Using a site like Facebook to instantly update with photos of real-time suffering implores people to help more so than a regular news report, since it instantly connects strangers, she said.
“When you feel that connection more, you're going to be more likely to help,” she said.
Almost to prove that point, the Free Flea Market itself reached beyond New York City. When Bernowitz learned about the tornado that hit Moore, OK on May 20, 2013, she immediately thought of an Oklahoman who had sent trucks filled with relief supplies to Rockaway. She and market volunteers loaded an RV with first aid supplies, water, shelf-stable food, batteries, baby wipes, toys, and blankets bound for Moore, and posted photographs of the packing process. The drivers posted and tweeted along the journey west, and posted photographs of their cargo after unloading it; Bernowitz, on a computer in Rockaway, tagged its donors.
“We noticed that donors liked seeing their things go from here to there,” she said.
Sitting in her office with a map of Rockaway on the wall, Bernowitz admitted that she “[couldn’t] care less about the person next door to me” before Sandy.

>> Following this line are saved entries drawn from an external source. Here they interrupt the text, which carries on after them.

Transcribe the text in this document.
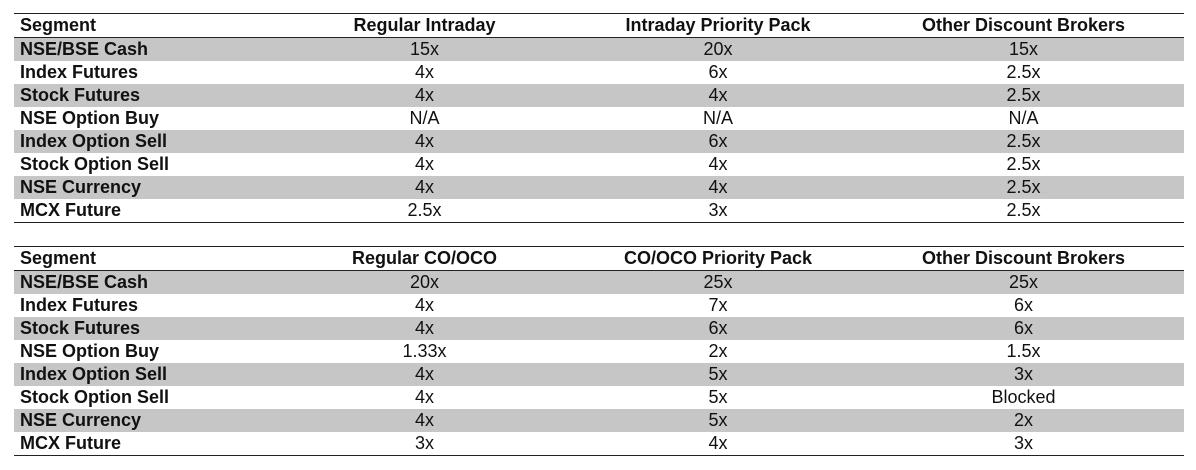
Segment	Regular Intraday	Intraday Priority Pack	Other Discount Brokers
NSE/BSE Cash	15x	20x	15x
Index Futures	4x	6x	2.5x
Stock Futures	4x	4x	2.5x
NSE Option Buy	N/A	N/A	N/A
Index Option Sell	4x	6x	2.5x
Stock Option Sell	4x	4x	2.5x
NSE Currency	4x	4x	2.5x
MCX Future	2.5x	3x	2.5x
Segment	Regular CO/OCO	CO/OCO Priority Pack	Other Discount Brokers
NSE/BSE Cash	20x	25x	25x
Index Futures	4x	7x	6x
Stock Futures	4x	6x	6x
NSE Option Buy	1.33x	2x	1.5x
Index Option Sell	4x	5x	3x
Stock Option Sell	4x	5x	Blocked
NSE Currency	4x	5x	2x
MCX Future	3x	4x	3x
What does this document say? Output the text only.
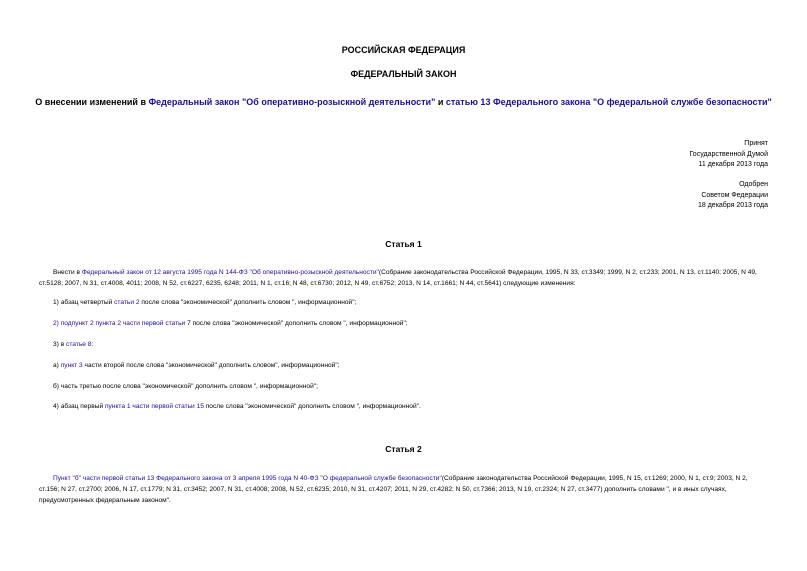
РОССИЙСКАЯ ФЕДЕРАЦИЯ
ФЕДЕРАЛЬНЫЙ ЗАКОН
О внесении изменений в Федеральный закон "Об оперативно-розыскной деятельности" и статью 13 Федерального закона "О федеральной службе безопасности"
Принят
Государственной Думой
11 декабря 2013 года
Одобрен
Советом Федерации
18 декабря 2013 года
Статья 1
Внести в Федеральный закон от 12 августа 1995 года N 144-ФЗ "Об оперативно-розыскной деятельности"(Собрание законодательства Российской Федерации, 1995, N 33, ст.3349; 1999, N 2, ст.233; 2001, N 13, ст.1140; 2005, N 49, ст.5128; 2007, N 31, ст.4008, 4011; 2008, N 52, ст.6227, 6235, 6248; 2011, N 1, ст.16; N 48, ст.6730; 2012, N 49, ст.6752; 2013, N 14, ст.1661; N 44, ст.5641) следующие изменения:
1) абзац четвертый статьи 2 после слова "экономической" дополнить словом ", информационной";
2) подпункт 2 пункта 2 части первой статьи 7 после слова "экономической" дополнить словом ", информационной";
3) в статье 8:
а) пункт 3 части второй после слова "экономической" дополнить словом", информационной";
б) часть третью после слова "экономической" дополнить словом ", информационной";
4) абзац первый пункта 1 части первой статьи 15 после слова "экономической" дополнить словом ", информационной".
Статья 2
Пункт "б" части первой статьи 13 Федерального закона от 3 апреля 1995 года N 40-ФЗ "О федеральной службе безопасности"(Собрание законодательства Российской Федерации, 1995, N 15, ст.1269; 2000, N 1, ст.9; 2003, N 2, ст.156; N 27, ст.2700; 2006, N 17, ст.1779; N 31, ст.3452; 2007, N 31, ст.4008; 2008, N 52, ст.6235; 2010, N 31, ст.4207; 2011, N 29, ст.4282; N 50, ст.7366; 2013, N 19, ст.2324; N 27, ст.3477) дополнить словами ", и в иных случаях, предусмотренных федеральным законом".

She now thinks that as long as people feel connected to one another—something that social media helps bring about—they will answer calls for help.
“That’s humanity,” she said.
With We Care New York, the seasoned volunteer is currently partnering with the Secret Sandy Claus Project, a nonprofit that emerged in December 2012 to provide toys to children in Sandy-affected areas.
And during the Free Flea Market page’s continued life, Bernowitz organized summer activities, field trips for kids and holiday events, utilizing her large social network to keep her good work going.
“These are issues that came to light more so because of Sandy,” she said. “I don’t think we’re ready to quit yet.”